Nach dem Massaker wurden die Toten wohl rasch verscharrt. „Man kann dieses Massenbegräbnis definitiv nicht als normal für die damalige Zeit bezeichnen“, so Novak: Damals wurden die Menschen in Mitteleuropa einzeln in „Hockerlage“ auf der Seite liegend mit einem hübschen Keramikgefäß als Beigabe bestattet. „Entweder haben die eigenen Leute sie in Eile begraben oder sie wurden von jenen verscharrt, die jene fürchterliche Tat begangen haben, wie man aus dem mangelnden Respekt gegenüber den Verstorbenen schließen kann“, meint er.

Ursache unbekannt

Die Studie zeigt, dass es wahlloses Morden im großen Stil schon in der Kupferzeit gab, erklärten die Forscher. Wie oft so etwas passierte, wollen sie mit weiteren Untersuchungen von menschlichen Überresten aus mehreren anderen Massengräbern herausfinden.

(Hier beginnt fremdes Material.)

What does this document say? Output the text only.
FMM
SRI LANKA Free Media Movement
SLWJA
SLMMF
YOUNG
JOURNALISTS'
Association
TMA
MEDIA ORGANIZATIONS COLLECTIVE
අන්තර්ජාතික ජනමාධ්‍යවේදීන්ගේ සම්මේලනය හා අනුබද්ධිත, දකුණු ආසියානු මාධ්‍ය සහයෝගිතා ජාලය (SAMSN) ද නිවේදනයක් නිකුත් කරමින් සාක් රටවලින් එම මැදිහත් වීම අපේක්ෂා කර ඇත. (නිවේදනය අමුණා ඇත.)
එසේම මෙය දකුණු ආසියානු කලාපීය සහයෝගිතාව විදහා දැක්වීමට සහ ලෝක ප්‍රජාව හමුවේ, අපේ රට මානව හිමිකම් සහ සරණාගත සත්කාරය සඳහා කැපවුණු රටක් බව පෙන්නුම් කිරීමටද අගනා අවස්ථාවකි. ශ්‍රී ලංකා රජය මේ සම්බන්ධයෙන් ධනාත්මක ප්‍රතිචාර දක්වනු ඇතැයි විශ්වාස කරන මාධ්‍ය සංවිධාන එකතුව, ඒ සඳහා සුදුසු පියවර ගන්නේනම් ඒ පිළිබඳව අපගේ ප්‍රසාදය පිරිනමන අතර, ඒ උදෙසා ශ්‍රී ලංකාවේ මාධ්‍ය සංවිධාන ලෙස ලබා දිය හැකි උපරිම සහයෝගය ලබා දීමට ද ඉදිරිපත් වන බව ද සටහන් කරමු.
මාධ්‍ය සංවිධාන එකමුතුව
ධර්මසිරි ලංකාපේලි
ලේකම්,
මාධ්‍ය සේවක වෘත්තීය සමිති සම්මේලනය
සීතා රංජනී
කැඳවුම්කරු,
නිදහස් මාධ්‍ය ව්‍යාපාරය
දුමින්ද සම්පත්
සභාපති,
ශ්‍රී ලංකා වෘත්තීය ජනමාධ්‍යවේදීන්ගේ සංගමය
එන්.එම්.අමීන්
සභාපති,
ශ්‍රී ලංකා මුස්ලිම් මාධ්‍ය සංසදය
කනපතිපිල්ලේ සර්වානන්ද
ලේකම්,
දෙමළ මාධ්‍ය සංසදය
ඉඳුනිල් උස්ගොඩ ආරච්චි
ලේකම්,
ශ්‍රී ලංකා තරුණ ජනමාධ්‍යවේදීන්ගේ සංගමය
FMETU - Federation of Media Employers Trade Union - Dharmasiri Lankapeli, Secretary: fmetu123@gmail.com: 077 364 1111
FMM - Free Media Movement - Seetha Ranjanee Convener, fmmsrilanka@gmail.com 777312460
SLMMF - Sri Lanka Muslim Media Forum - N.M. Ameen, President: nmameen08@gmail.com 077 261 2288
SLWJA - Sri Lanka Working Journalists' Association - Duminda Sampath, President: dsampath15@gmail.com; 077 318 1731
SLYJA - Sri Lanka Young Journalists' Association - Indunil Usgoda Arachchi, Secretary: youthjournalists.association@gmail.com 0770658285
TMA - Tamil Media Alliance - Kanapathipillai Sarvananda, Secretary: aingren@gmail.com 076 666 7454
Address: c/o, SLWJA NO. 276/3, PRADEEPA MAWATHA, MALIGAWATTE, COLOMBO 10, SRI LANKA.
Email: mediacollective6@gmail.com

Warum das Massaker begangen wurde, konnten die Forscher freilich nicht klären. Sie vermuten, dass schlechte Klimabedingungen und ein großes Bevölkerungswachstum in der damaligen Zeit die Situation der Menschen verschlechterten und Feindschaften verschärften. Solche Untaten gab es demnach also schon lange, bevor sich die ersten Reiche und Staaten bildeten. Bei vielen heutigen Massenmorden könne man beobachten, dass Anführer oft verschiedenste Gruppen als „die Anderen“ stigmatisieren. Das dürfte wohl auch in der Kupferzeit der Fall gewesen sein, vermuten die Forscher.